In today’s fast paced world people rely heavily on mobile phones, computers, laptops, and other gadgets to make their lives easier and more convenient. While technological advancements have been significant to the world’s progression, this big shift towards technology has also imposed a lot of risks that increase the more we progress.
You may have heard or read articles about different cyber crimes such as identity theft, online frauds, scams, malware attacks, and security breaches. Despite the fact that local government and cyber security professionals from around the world have been doubling their efforts to raise awareness and educate about the importance of network and device security, the numbers of cyber crimes are still on the rise.
Nowhere is this more obvious than in the increasingly massive fines we see levied on organizations for data breaches and security incidents involving personal data. Just last year some very well known companies took a massive financial loss due to security and data breach fines. Authorities have always been pointing out that stolen data is something that requires public’s full attention. This can result into millions to even billions of private records and confidential data that could impact not only the organization, but also the individuals’ personal information, resulting in massive fines.
Let’s take a look back at some of the biggest data breach incidents and the subsequent financial penalties in history:
1. Yahoo - Estimated Damage: $85 million
Yahoo was responsible for one of the most controversial security breach incidents in the history of cyber crimes. About 6 years ago, Yahoo hit a massive data breach affecting its entire database estimating to over 3 billion accounts. In addition to that, authorities said that the company did not disclose this incident for 3 years. It was just last year, when local governments have fined the company $35 million for not disclosing the information. A few months after, Yahoo’s new owner Altaba said that the company also settled a class action lawsuit costing them about $50 million.
2. Equifax - Estimated Damage: $575 million
Equifax joins the list in 2017 where the company has lost personal and financial details of about 150 million. According to experts, the database was breached due to an unpatched Apache Struts framework. Equifax tried to resolve the problem for months, but did not inform the public about the incident.
Just this year, the credit agency agreed to pay about $575 million—in which it could actually go over $700 million in a settlement with the Federal Trade Commission, the Consumer Financial Protection Bureau, and all 50 states.
3. British Airways - Estimated Damage: $230 million
Despite the EU’s General Data Protection Regulation (GDPR) provision requiring corporations to pay sizable number of fines, experts have observed that it’s not really helping a lot in terms of preventing security breaches. They said that it’s probably because the fines issued by data protection organizations across mainland Europe linked to security breaches are just a small fraction compared to the companies receiving under prior regulations.
Things changed drastically when British Airways had to pay a fine of $230 million, the company was fined by the authorities when they discovered the Magecart group has been using card skimming scripts to steal their personal payment data. According to reports, the aforementioned group had scraped over 500,000 customers in just two weeks.

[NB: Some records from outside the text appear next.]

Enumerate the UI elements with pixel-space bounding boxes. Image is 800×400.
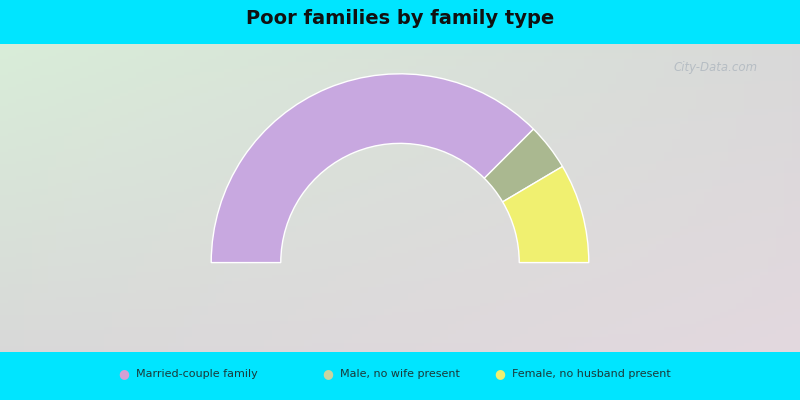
Text: ●: ● [494, 368, 506, 380]
Text: City-Data.com: City-Data.com [674, 62, 758, 74]
Text: Married-couple family: Married-couple family [136, 369, 258, 379]
Wedge shape [484, 129, 562, 202]
Text: Female, no husband present: Female, no husband present [512, 369, 670, 379]
Wedge shape [211, 74, 534, 262]
Text: ●: ● [322, 368, 334, 380]
Text: Poor families by family type: Poor families by family type [246, 8, 554, 28]
Text: ●: ● [118, 368, 130, 380]
Text: Male, no wife present: Male, no wife present [340, 369, 460, 379]
Wedge shape [502, 166, 589, 262]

During the investigation, authorities have also found that the cause of the breach was due to poor security arrangements at the company. They mentioned that certain processes and regulations in BA do not comply with the recommended data security standards.
4. Marriot International - Estimated Damage: $124 million
Marriot International also suffered a massive loss, and was fined $124 due to compromised personal information of over 500 million customers. The attackers have harvested payment information, names, addresses, phone numbers, email address, and passport details.
The ICO (Information Commissioner’s Office) said that the company failed to secure their system when it bought Starwood; wherein they could have done something more to prevent security breach. In an interview, Arne Sorenson, CEO of Marriot International, said that the company was disappointed with the decision and will contest the penalty. On top of that, Marriot was also fined $265,000 by the Turkish data protection authority for the breach.
5. Uber - Estimated Damage: $148 million
3 years ago, Uber also suffered a massive data breach compromising 600,00 drivers and over 57 million user accounts. Reports said that the company paid a sum of $100,000 to the perpetrators in exchange for not disclosing the hacking incident. In 2018, authorities have discovered the information and fined the company $148 million, which was the biggest data breach fine at that time.
There are many other massive losses due to security breach involving big organizations and corporations. This includes Tesco Bank with over $21 million, retail giant Target with $18.5, and Jackson Health Center with $2.15 million.
These alarming figures only show how well-versed hackers and cybercriminals can be. In just split seconds, they can breach into your system, spread computer viruses and malware attacks, steal your information, and use them against you.
What can you do?
The best thing you can do to prevent these cyberattacks is to be cautious with your activities including browsing the Internet, connecting to a wiFi network, and making transactions online. Encrypt your data with unique passwords using different tools.
Update your Operation System (OS), apps, and security software. Consider equipping your device, apps, and other programs with biometric or multifactor authentication. For public networks, you may also try switching to VPN to secure your IP address.
For businesses and enterprises, take some time to check your policy for device usage in the office. Other than investing in comprehensive antivirus and anti-malware software, you should also have IT experts inspect every office hardware.